Premiato come miglior film e miglior attore straniero in un film italiano (relativamente all'interpretazione lodevole di Jacques Sernas, in grado di dar vita ad un personaggio dai molti risvolti e dalle mille sfaccettature, quasi tutte rivolte verso il male), Gioventù perduta anticipa le tematiche di molto cinema futuro impegnato a dedicarsi al disagio dell'età giovanile, al baratro a cui sono destinate certe esistenze illuse a tal punto dai progetti di un facile arricchimento, da inoltrarsi con deliberata imprudenza verso la strada senza ritorno del crimine più efferato e crudele.

da qui

 

Direttamente da uno dei momenti più drammaticamente dinamici della storia italiana (il primo dopoguerra), Pietro Germi con la fascinazione del 'nero' americano riesce a congelare il periodo. Un periodo di passaggio, di trasformazione, di disagio. E proprio attraverso l'inquietudine del futuro imprevedibile inserito nello schema cinematografico d'oltreoceano, l'intreccio si apre anche ad una visione morale, esistenziale, sociale. La generazione testimone dell'abbassamento di umanità durante la guerra non riesce più a trovare una bussola per orientarsi nel mare del nichilismo e del cinismo. E si perde. Quando gli ideali crollano, le basi su cui poggiavano lasciano intravedere il vuoto.

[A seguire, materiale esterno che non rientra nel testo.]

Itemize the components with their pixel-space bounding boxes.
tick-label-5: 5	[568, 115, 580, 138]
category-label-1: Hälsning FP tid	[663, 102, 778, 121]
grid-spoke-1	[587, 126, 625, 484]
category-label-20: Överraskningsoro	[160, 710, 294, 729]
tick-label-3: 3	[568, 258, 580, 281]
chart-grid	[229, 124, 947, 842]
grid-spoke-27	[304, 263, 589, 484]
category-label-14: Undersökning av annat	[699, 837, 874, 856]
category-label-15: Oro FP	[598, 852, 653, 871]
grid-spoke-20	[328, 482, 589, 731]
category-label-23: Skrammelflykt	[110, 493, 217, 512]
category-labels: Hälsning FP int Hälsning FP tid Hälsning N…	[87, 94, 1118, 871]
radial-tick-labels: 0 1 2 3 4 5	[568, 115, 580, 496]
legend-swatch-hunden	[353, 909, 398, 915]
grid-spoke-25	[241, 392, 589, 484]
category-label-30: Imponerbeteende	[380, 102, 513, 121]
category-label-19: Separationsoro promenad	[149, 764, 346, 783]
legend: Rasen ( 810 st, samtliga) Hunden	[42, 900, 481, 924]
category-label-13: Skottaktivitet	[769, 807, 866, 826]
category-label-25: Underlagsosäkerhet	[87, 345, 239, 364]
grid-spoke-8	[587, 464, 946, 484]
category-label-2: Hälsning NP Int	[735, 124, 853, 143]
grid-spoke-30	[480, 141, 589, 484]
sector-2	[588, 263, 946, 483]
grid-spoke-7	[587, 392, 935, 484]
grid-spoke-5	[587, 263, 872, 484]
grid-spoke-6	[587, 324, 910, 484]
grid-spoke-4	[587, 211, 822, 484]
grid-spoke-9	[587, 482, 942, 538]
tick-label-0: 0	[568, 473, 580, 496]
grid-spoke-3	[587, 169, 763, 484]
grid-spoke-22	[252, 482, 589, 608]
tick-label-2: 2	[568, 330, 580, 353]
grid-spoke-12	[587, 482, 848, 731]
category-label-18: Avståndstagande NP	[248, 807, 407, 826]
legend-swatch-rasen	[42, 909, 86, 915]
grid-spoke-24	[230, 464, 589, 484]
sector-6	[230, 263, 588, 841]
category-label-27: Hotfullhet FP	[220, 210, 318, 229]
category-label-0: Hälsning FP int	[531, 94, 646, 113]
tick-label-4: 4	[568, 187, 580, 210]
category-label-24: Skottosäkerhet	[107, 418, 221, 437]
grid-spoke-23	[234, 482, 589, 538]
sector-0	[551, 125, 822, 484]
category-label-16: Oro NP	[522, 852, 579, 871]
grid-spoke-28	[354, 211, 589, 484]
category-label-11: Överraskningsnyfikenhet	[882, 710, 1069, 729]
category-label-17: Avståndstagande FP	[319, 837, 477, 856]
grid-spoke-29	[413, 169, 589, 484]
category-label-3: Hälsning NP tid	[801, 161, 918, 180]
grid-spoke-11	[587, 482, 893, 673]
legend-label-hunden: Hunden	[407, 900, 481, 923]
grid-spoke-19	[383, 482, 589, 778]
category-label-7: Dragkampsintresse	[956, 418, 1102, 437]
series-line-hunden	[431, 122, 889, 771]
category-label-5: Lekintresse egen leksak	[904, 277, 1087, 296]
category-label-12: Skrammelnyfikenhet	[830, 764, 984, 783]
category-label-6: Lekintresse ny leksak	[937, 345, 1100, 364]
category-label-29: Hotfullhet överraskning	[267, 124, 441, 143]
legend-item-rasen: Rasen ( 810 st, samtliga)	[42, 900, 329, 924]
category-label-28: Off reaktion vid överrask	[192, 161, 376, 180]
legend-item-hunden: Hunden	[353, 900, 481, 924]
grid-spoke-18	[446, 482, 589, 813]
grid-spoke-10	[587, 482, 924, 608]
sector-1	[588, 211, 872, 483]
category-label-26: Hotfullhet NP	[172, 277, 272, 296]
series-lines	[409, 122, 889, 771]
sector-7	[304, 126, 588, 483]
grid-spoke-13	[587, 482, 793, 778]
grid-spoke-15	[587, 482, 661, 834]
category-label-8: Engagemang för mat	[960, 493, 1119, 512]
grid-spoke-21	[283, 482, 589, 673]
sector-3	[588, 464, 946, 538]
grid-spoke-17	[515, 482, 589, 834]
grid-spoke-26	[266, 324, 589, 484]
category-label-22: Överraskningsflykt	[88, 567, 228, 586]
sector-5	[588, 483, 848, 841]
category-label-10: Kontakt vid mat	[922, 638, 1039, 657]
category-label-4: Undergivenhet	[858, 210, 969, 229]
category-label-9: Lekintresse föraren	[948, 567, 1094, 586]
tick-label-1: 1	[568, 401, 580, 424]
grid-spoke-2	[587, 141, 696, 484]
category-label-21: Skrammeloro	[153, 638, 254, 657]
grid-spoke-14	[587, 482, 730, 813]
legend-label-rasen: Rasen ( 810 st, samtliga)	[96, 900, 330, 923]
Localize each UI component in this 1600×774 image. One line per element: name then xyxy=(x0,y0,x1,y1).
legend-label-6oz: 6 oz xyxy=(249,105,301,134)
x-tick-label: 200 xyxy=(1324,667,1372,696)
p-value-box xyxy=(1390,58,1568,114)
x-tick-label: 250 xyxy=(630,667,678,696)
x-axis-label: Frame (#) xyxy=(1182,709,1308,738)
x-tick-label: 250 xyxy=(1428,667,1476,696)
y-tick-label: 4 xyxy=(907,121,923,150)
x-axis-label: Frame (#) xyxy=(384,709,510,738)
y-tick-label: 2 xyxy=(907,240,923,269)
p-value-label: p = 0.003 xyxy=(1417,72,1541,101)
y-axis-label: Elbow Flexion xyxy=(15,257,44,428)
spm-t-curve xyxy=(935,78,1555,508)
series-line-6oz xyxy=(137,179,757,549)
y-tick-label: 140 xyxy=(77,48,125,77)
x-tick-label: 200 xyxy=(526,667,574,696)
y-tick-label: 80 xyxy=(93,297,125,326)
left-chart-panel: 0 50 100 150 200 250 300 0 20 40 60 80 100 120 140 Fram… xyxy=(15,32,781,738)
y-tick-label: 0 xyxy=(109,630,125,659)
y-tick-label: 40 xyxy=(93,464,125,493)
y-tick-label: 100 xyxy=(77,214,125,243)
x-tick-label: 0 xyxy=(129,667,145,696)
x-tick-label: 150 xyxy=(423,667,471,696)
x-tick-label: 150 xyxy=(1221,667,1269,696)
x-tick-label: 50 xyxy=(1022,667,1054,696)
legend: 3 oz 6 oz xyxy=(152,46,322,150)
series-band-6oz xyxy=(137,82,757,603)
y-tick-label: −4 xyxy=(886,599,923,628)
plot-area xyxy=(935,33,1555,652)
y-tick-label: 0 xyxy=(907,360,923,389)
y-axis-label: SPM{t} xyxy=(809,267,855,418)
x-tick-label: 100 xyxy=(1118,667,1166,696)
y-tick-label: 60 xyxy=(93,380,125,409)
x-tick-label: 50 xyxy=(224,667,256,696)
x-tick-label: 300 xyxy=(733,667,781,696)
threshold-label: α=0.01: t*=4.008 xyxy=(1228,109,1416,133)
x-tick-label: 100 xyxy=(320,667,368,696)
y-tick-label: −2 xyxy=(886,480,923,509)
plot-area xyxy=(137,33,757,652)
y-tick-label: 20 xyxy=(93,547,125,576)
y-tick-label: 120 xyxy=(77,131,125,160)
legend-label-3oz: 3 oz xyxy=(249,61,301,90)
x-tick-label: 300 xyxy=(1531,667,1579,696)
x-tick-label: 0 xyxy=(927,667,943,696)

La visione ora dunque si fa drammatica e l'unica cosa che rimane è l'accumulo di denaro e oggetti preziosi, anticipando le 'depravazioni' consumistiche del boom economico. Gioventù Perduta è un film duro, schematico che dietro alla pura azione cela un pessimismo disturbante, avvolgente, come avvolge e inghiotte l'oscuro gorgo dei titoli iniziali che fin dal principio inghiotte lo sguardo dello spettatore.